Andrew Suffield writes:

> On Sun, Sep 19, 2004 at 02:41:03PM +0100, Martin Michlmayr wrote:
> > * Matthew Garrett <mgarrett@chiark.greenend.org.uk> [2004-09-17 10:05]:
> > > The GPL does much the same. If someone distributes GPLed software
> > > without complying with section 3 (which gives you various ways in
> > > which you have to make source code available to the recipient), then
> > > they lose the right to use that GPLed software.
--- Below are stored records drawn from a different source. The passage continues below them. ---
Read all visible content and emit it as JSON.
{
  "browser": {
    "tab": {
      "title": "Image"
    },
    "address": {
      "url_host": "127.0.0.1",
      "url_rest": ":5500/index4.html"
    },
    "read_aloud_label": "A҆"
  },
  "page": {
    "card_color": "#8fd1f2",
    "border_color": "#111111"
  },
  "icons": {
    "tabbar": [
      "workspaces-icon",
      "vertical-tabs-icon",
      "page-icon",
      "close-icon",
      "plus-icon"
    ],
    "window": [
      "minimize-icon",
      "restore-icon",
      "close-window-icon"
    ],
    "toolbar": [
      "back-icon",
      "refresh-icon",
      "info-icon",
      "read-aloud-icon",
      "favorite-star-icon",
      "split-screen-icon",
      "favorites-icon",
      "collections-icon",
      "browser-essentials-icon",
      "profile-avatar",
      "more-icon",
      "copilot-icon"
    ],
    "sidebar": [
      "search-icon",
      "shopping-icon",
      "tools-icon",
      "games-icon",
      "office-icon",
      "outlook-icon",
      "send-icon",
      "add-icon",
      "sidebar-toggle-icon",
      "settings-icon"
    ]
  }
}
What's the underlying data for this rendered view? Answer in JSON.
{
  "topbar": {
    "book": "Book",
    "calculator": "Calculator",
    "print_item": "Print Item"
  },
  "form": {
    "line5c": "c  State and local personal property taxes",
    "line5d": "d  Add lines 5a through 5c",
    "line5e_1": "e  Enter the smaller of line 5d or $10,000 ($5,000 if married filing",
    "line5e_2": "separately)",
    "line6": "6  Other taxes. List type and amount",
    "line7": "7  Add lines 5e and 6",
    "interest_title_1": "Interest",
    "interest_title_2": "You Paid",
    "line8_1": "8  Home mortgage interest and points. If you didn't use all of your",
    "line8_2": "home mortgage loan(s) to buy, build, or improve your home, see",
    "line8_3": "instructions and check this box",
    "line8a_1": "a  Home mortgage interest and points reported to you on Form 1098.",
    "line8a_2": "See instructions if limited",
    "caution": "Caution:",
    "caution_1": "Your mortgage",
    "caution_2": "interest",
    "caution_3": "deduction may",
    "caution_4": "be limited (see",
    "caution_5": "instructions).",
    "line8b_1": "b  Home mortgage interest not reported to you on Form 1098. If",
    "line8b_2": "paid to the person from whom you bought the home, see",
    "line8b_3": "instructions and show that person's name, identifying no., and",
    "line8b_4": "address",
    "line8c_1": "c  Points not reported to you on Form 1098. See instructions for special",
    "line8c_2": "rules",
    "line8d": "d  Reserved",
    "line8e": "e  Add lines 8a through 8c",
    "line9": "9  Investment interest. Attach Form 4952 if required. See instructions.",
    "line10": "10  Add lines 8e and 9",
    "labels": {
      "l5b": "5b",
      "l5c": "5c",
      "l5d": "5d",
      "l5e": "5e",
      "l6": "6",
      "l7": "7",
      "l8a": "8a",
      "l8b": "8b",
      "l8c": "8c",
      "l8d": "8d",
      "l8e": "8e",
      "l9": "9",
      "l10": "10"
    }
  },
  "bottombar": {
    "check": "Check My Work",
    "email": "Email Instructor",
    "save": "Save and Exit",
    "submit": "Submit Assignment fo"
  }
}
We have various
> > > licenses that terminate if you do something "wrong" - we've just
> > > come to the conclusion that it's acceptable that people not be
> > > allowed to do that thing.
> > > 
> > > In the past, we've accepted various compromises on freedom because
> > > they help free software.
> > 
> > I agree with this reasoning and think that we should treat at least
> > "Any patent action against the licensor connected to the licensed
> > work" as free.  I'd like to hear more possible scenarios what "Any
> > patent action against the licensor" might mean in reality, such as
> > Nathanael's IBM example.  I think such possible scenarios/examples
> > are a good way to think about the implications of these clauses.
> 
> Here's a scenario for you:
> 
> Company A releases a piece of software that includes this clause in
> its license.
> 
> Company B releases a modified version of this software, that includes
> an extra feature.
> 
> Company A has no interest or use in the piece of software created by
> company B; furthermore it desires to eliminate this version.
> 
> Company A sues company B alleging that the extra feature in the
> modified version infringes some of its patents. Company A no longer
> has a license to the modified version, which it didn't want anyway, so
> it is not concerned about this.
> 
> Company B cannot make counterclaims from its defensive patent
> portfolio, because that would invoke the termination clause and kill
> its modified version. Company B has no practical defence against this
> lawsuit, so the modified version is killed. They have been effectively
> trapped in a double-bind.
> 
> 
> I just pulled that one out of the air. There are countless more like
> it. All you are accomplishing is to permit copyright holders more
> control over their software; this cannot be a good thing. Trying to
> game the legal system *doesn't work*.

Company B's "defensive" claims also affect all other users of the
original software -- now that they attempt to enforce their patent
rights, no other users can assume themselves to be safe.  Why is
Company B's self-defense more important to free software than
unrelated users?

> This is inevitable from first principles; significant arbitrary
> restrictions are non-free. You will always be able to find ways to
> abuse them to gain arbitrary degrees of control over the software.

One could claim that allowing others to access a program over the
network includes sufficient transfer of copyrighted material to
trigger section 3 of the GPL.  Debian has rejected explicit "external
deployment" clauses in the past, but accepts the GPL despite this
possibility.

I just pulled that one out of the air.  There are countless more like
it.  Making up corner cases is not particularly useful.